Top–down processes allow the selection and prioritization of information by limiting attentional capture by distractors, and these mechanisms depend on task demands such as working memory (WM) load. However, bottom–up processes give salient stimuli a stronger neuronal representation and provoke attentional capture. The aim of this study was to examine the effect of salient nociceptive stimuli on WM while manipulating task demands. Twenty-one healthy participants performed a change detection task during which they had to determine whether 2 successive visual arrays were different or the same. Task demands were modulated by manipulating the WM load (set size included 2 or 4 objects to recall) and by the correspondence between the 2 successive visual arrays (change vs no change). Innocuous stimuli (control) or nociceptive stimuli (distractors) were delivered during the delay period between the 2 visual arrays. Contralateral delay activity and laser-evoked potentials were recorded to examine neural markers of visual WM and nociceptive processes. Nociceptive stimuli decreased WM performance depending on task demands (all P < 0.05). Moreover, compared with control stimuli, nociceptive stimuli abolished the increase in contralateral delay activity amplitude for set size 4 vs set size 2 (P = 0.04). Consistent with these results, laser-evoked potential amplitude was not decreased when task demands were high (P = 0.5). These findings indicate that WM may shield cognition from nociceptive stimuli, but nociceptive stimuli disrupt WM and alter task performance when cognitive resources become insufficient to process all task-relevant information.

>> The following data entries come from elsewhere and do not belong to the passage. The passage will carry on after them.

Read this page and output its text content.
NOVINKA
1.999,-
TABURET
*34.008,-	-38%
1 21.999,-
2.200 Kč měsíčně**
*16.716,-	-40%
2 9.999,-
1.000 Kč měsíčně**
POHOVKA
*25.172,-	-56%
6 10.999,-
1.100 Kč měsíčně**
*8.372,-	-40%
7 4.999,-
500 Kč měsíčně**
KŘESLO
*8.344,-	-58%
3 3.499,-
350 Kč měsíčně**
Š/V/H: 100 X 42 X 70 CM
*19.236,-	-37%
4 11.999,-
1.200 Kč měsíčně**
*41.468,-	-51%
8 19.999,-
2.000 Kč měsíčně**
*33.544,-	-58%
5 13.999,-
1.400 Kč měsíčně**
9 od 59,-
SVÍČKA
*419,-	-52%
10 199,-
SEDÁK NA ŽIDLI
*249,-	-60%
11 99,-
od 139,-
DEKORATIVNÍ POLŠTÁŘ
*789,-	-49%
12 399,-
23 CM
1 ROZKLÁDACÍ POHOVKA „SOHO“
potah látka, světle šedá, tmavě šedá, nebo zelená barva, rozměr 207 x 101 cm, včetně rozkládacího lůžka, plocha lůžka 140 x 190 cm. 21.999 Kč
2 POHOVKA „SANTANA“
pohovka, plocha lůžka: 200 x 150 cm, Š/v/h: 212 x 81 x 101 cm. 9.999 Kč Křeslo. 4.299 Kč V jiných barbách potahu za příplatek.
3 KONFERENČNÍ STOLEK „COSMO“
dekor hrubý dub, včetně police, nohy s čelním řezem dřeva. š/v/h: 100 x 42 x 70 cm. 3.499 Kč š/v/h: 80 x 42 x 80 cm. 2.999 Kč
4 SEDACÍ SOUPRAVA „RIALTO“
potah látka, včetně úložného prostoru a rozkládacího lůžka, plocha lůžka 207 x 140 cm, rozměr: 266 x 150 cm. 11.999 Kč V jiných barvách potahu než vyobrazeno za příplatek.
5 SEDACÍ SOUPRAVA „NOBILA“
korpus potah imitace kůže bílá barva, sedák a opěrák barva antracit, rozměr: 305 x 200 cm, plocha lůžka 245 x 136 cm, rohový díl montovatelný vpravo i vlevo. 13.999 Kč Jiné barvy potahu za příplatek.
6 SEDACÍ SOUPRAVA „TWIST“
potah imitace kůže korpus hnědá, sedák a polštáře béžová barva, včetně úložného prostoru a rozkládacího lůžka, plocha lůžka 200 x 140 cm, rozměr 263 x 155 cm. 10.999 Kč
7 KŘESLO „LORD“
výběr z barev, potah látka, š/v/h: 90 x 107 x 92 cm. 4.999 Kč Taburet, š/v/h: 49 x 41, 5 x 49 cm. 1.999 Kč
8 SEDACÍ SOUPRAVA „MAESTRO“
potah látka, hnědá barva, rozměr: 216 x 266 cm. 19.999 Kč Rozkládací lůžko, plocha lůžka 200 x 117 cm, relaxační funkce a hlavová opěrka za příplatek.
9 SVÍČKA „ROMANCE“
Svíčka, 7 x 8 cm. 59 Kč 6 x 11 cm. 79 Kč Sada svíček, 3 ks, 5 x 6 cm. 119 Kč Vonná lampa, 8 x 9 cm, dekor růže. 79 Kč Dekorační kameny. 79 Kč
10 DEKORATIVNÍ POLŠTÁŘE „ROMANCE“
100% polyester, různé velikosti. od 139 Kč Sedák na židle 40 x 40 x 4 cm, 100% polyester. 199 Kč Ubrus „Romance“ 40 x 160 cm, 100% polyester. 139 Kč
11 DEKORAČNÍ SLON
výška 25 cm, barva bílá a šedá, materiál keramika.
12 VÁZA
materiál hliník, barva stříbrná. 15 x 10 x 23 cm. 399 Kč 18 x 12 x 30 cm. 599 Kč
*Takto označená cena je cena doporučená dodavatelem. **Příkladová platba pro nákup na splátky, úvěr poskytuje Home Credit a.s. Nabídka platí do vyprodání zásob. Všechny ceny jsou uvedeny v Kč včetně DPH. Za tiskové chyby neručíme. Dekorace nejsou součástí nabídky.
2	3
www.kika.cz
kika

自上而下的过程通过限制干扰物的注意力捕获来允许信息的选择和优先排序，这些机制取决于任务需求，例如工作记忆 (WM) 负载。然而，自下而上的过程使显着刺激具有更强的神经元表征并引发注意力捕获。本研究的目的是在处理任务需求时检查显着伤害性刺激对 WM 的影响。21 名健康参与者执行了一项变化检测任务，在此期间他们必须确定 2 个连续的视觉阵列是否不同或相同。通过操纵 WM 负载（设置大小包括 2 或 4 个要召回的对象）和 2 个连续视觉阵列之间的对应关系（变化与无变化）来调节任务需求。在 2 个视觉阵列之间的延迟期间传递无害刺激（对照）或伤害性刺激（干扰物）。对侧延迟活动和记录激光诱发电位以检查视觉 WM 和伤害感受过程的神经标记。伤害性刺激会根据任务需求降低 WM 性能（所有P < 0.05）。此外，与控制刺激相比，伤害性刺激消除了设置大小 4 与设置大小 2 的对侧延迟活动幅度的增加（P = 0.04）。与这些结果一致，当任务要求高时，激光诱发电位幅度没有降低（P = 0.5）。这些发现表明，WM 可能会保护认知免受伤害性刺激，但当认知资源不足以处理所有与任务相关的信息时，伤害性刺激会破坏 WM 并改变任务表现。